Keith Tribble

Biographical details
- Born: 1955 (age 70–71) Miami, Florida, U.S.

Playing career
- 1974–1976: Florida
- Position: Offensive guard

Administrative career (AD unless noted)
- 1992–1993: Florida (associate AD)
- 1993–2006: Orange Bowl (CEO)
- 2006–2011: UCF

Accomplishments and honors

Awards
- University of Florida Athletic Hall of Fame

= Keith R. Tribble =

Keith R. Tribble (born 1955) was the president and chief executive officer (CEO) of Jackson Health Foundation (JHF) from 2014 to 2020. Since joining JHF, Tribble and his team secured $22m in charitable contributions.

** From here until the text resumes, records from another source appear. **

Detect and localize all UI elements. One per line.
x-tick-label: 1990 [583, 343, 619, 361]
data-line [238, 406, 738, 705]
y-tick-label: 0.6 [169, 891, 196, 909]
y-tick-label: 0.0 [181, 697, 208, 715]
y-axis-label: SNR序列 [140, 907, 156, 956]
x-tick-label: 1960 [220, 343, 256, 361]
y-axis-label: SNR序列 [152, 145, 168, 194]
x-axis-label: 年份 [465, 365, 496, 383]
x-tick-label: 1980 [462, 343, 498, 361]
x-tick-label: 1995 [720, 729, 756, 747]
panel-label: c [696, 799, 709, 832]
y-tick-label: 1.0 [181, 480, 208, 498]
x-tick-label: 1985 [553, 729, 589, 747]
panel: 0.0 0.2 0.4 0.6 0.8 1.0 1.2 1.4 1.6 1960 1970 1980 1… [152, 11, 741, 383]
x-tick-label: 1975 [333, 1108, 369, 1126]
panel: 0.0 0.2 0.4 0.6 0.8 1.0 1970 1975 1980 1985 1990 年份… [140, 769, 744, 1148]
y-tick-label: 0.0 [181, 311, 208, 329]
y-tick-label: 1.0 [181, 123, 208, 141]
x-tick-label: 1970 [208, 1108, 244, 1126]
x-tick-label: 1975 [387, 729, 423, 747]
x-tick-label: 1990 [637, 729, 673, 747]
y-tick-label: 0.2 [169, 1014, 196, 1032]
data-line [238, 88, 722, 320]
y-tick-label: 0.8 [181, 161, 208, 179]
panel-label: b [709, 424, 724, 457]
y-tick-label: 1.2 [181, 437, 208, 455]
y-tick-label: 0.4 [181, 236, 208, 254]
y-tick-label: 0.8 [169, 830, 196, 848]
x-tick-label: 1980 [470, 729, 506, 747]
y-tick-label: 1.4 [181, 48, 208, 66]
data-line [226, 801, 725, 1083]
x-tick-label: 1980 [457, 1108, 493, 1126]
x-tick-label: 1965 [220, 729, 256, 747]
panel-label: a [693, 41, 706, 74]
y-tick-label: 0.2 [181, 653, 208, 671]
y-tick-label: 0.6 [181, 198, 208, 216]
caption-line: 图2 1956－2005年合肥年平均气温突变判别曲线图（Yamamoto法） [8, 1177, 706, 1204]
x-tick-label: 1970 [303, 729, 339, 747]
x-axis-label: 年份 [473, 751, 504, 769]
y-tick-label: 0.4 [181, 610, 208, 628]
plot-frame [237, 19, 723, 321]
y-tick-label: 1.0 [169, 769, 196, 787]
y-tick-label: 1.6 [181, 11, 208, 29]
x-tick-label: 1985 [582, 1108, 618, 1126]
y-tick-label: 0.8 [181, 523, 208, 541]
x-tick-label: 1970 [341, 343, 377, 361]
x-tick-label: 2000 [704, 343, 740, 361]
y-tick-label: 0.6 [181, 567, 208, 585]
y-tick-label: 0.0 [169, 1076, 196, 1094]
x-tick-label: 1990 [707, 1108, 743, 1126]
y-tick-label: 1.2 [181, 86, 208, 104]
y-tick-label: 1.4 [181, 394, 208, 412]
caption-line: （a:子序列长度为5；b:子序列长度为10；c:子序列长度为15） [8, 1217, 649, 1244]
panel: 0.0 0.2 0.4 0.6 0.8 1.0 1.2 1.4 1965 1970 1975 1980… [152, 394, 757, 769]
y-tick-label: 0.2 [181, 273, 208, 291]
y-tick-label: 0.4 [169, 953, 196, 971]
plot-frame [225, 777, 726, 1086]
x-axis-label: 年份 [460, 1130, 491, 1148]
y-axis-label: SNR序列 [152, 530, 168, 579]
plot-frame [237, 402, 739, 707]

Prior to joining JHF, Tribble was the executive vice president and director of athletics for the University of Central Florida (UCF) where he spearheaded efforts to secure a $15M deal for the construction and operation of both the 45,000 seat Bright House Networks Stadium and the 10,000 seat UCF Arena. He was also instrumental in increasing charitable contributions to the UCF athletic department from $3.75M to a record $7.3M during his tenure. He resigned from his post as UCF's Athletic Director in 2011.

For 13 years, Tribble was CEO of the Orange Bowl, an annual collegiate football game played at Hard Rock Stadium in Miami. During his tenure, Tribble was charged with raising funds to support Orange Bowl programs and initiatives. The Orange Bowl Committee recognized his work by establishing the Keith Tribble Community Service Excellence Award, which honors a South Florida resident who has made a significant impact in their community.

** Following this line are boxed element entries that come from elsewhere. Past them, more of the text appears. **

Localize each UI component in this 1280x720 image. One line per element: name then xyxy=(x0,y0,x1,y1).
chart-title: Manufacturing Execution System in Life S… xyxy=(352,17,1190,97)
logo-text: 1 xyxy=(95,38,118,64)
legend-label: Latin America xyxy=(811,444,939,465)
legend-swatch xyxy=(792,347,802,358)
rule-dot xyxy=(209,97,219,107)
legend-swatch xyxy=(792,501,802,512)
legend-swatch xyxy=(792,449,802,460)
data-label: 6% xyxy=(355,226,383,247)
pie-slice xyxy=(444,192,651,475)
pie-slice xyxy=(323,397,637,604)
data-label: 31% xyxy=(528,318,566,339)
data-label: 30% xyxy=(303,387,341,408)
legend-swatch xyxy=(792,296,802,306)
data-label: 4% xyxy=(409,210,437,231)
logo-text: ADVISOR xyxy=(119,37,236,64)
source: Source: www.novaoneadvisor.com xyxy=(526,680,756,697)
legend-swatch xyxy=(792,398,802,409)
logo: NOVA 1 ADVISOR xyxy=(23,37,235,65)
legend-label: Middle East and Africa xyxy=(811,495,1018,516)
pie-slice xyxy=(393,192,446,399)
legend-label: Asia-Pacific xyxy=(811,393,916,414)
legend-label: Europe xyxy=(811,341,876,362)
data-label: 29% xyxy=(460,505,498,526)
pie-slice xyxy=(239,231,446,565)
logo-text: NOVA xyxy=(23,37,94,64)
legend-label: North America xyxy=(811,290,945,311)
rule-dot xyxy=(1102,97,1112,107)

== Early life and education ==
Tribble was born in Miami, Florida. He attended Miami Killian High School, where he was a high school football player for the Killian Cougars.

Tribble accepted an athletic scholarship to attend the University of Florida in Gainesville, Florida, where he lettered at offensive guard for coach Doug Dickey's Florida Gators football team from 1974 to 1976. During his time as a Gator football player, he played on three bowl teams. Tribble graduated with a Bachelor of Arts degree in journalism in 1977 and was inducted into the University of Florida Athletic Hall of Fame as a "Distinguished Letter Winner" in 2011. Tribble graduated with a Bachelor of Arts degree in journalism in 1977, and was inducted into the University of Florida Athletic Hall of Fame as a "Distinguished Letterwinner" in 2011.

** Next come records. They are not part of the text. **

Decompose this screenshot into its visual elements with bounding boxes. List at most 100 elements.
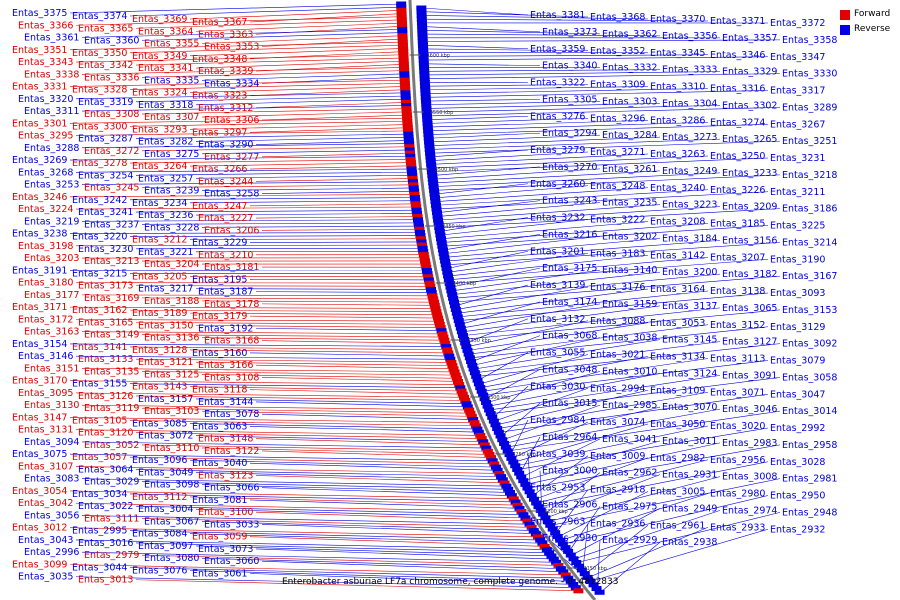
left-gene-label: Entas_3217 xyxy=(138,284,193,295)
left-gene-label: Entas_3221 xyxy=(138,247,193,258)
gene-arrow xyxy=(520,515,531,521)
left-connector xyxy=(261,114,408,121)
left-gene-label: Entas_3361 xyxy=(24,33,79,44)
left-connector xyxy=(189,349,450,354)
gene-arrow xyxy=(444,353,455,359)
gene-arrow xyxy=(425,283,436,289)
left-connector xyxy=(189,312,439,316)
right-gene-label: Entas_3202 xyxy=(602,231,657,242)
gene-arrow xyxy=(429,191,440,197)
gene-arrow xyxy=(405,150,416,156)
gene-arrow xyxy=(548,556,559,562)
left-connector xyxy=(201,557,562,569)
gene-arrow xyxy=(413,220,424,226)
left-connector xyxy=(129,493,517,503)
left-connector xyxy=(261,38,404,47)
left-connector xyxy=(69,453,494,462)
left-connector xyxy=(75,539,548,550)
gene-arrow xyxy=(506,493,517,499)
right-gene-label: Entas_3208 xyxy=(650,217,705,228)
left-connector xyxy=(189,423,479,430)
left-gene-label: Entas_3160 xyxy=(192,348,247,359)
left-connector xyxy=(69,417,476,424)
gene-arrow xyxy=(404,144,415,150)
gene-arrow xyxy=(563,575,574,581)
right-gene-label: Entas_2962 xyxy=(602,468,657,479)
gene-arrow xyxy=(501,483,512,489)
left-connector xyxy=(69,232,421,234)
right-gene-label: Entas_2930 xyxy=(542,533,597,544)
left-gene-label: Entas_3266 xyxy=(192,164,247,175)
right-connector xyxy=(426,86,649,91)
gene-arrow xyxy=(397,23,408,29)
left-gene-label: Entas_3177 xyxy=(24,290,79,301)
left-connector xyxy=(75,355,452,360)
gene-arrow xyxy=(399,77,410,83)
left-gene-label: Entas_3343 xyxy=(18,57,73,68)
left-connector xyxy=(129,235,422,237)
gene-arrow xyxy=(461,401,472,407)
gene-arrow xyxy=(571,560,582,566)
gene-arrow xyxy=(445,356,456,362)
right-connector xyxy=(508,410,781,452)
gene-arrow xyxy=(446,288,457,294)
right-connector xyxy=(423,33,661,37)
right-connector xyxy=(555,489,589,533)
left-connector xyxy=(75,206,418,210)
left-connector xyxy=(141,222,420,225)
scale-label: 3200 kbp xyxy=(544,509,568,515)
right-connector xyxy=(493,386,529,418)
right-connector xyxy=(424,48,589,52)
right-connector xyxy=(449,256,709,280)
gene-arrow xyxy=(412,214,423,220)
left-connector xyxy=(255,364,455,370)
gene-arrow xyxy=(475,385,486,391)
left-gene-label: Entas_3095 xyxy=(18,388,73,399)
left-gene-label: Entas_3188 xyxy=(144,296,199,307)
gene-arrow xyxy=(432,312,443,318)
left-connector xyxy=(135,19,403,29)
right-connector xyxy=(526,442,721,485)
right-gene-label: Entas_3362 xyxy=(602,29,657,40)
gene-arrow xyxy=(459,394,470,400)
left-gene-label: Entas_3103 xyxy=(144,406,199,417)
gene-arrow xyxy=(423,128,434,134)
left-connector xyxy=(201,300,436,303)
gene-arrow xyxy=(401,103,412,109)
right-gene-label: Entas_2992 xyxy=(770,423,825,434)
gene-arrow xyxy=(537,540,548,546)
gene-arrow xyxy=(416,239,427,245)
gene-arrow xyxy=(460,398,471,404)
right-gene-label: Entas_3070 xyxy=(662,402,717,413)
right-connector xyxy=(518,427,769,470)
gene-arrow xyxy=(576,567,587,573)
left-connector xyxy=(69,306,437,309)
right-gene-label: Entas_3071 xyxy=(710,387,765,398)
left-gene-label: Entas_3130 xyxy=(24,400,79,411)
right-gene-label: Entas_3140 xyxy=(602,265,657,276)
left-connector xyxy=(81,441,488,449)
gene-arrow xyxy=(496,474,507,480)
gene-arrow xyxy=(419,255,430,261)
gene-arrow xyxy=(457,391,468,397)
right-gene-label: Entas_3058 xyxy=(782,372,837,383)
right-connector xyxy=(424,56,769,61)
left-connector xyxy=(129,383,462,389)
scale-label: 3500 kbp xyxy=(435,167,459,173)
left-gene-label: Entas_3300 xyxy=(72,121,127,132)
gene-arrow xyxy=(490,464,501,470)
gene-arrow xyxy=(464,355,475,361)
gene-arrow xyxy=(398,45,409,51)
right-gene-label: Entas_3145 xyxy=(662,335,717,346)
right-gene-label: Entas_3332 xyxy=(602,63,657,74)
right-gene-label: Entas_2938 xyxy=(662,537,717,548)
right-gene-label: Entas_3164 xyxy=(650,284,705,295)
gene-arrow xyxy=(579,571,590,577)
gene-arrow xyxy=(435,325,446,331)
gene-arrow xyxy=(431,206,442,212)
left-gene-label: Entas_3350 xyxy=(72,48,127,59)
left-gene-label: Entas_3341 xyxy=(138,63,193,74)
gene-arrow xyxy=(408,182,419,188)
gene-arrow xyxy=(423,135,434,141)
gene-arrow xyxy=(429,302,440,308)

==Athletic administrator==
Tribble was an associate athletic director at the University of Florida from 1992 to 1993. He became the chief executive officer of the Orange Bowl Committee in 1993, and held that position for thirteen years, including the negotiation of the Bowl Alliance and Bowl Championship Series (BCS) agreements.

In June 2006, he was hired as the athletic director of the UCF Knights. At the time he was hired by the University of Central Florida, Tribble was one of nine African-American athletic directors among the 120 major college athletic programs in the Division I/Football Bowl Subdivision (FBS) of the National Collegiate Athletic Association (NCAA). He was also the executive vice president of the University of Central Florida Athletics Association, the private non-profit corporation that is responsible for the administration and financial management of the UCF Knights athletic programs. As UCF's director of athletics, Tribble oversaw $150 million in improvements to the Knights' athletics facilities, with another $70 million in construction approved and pending.

==Personal==
Tribble is married and has two children.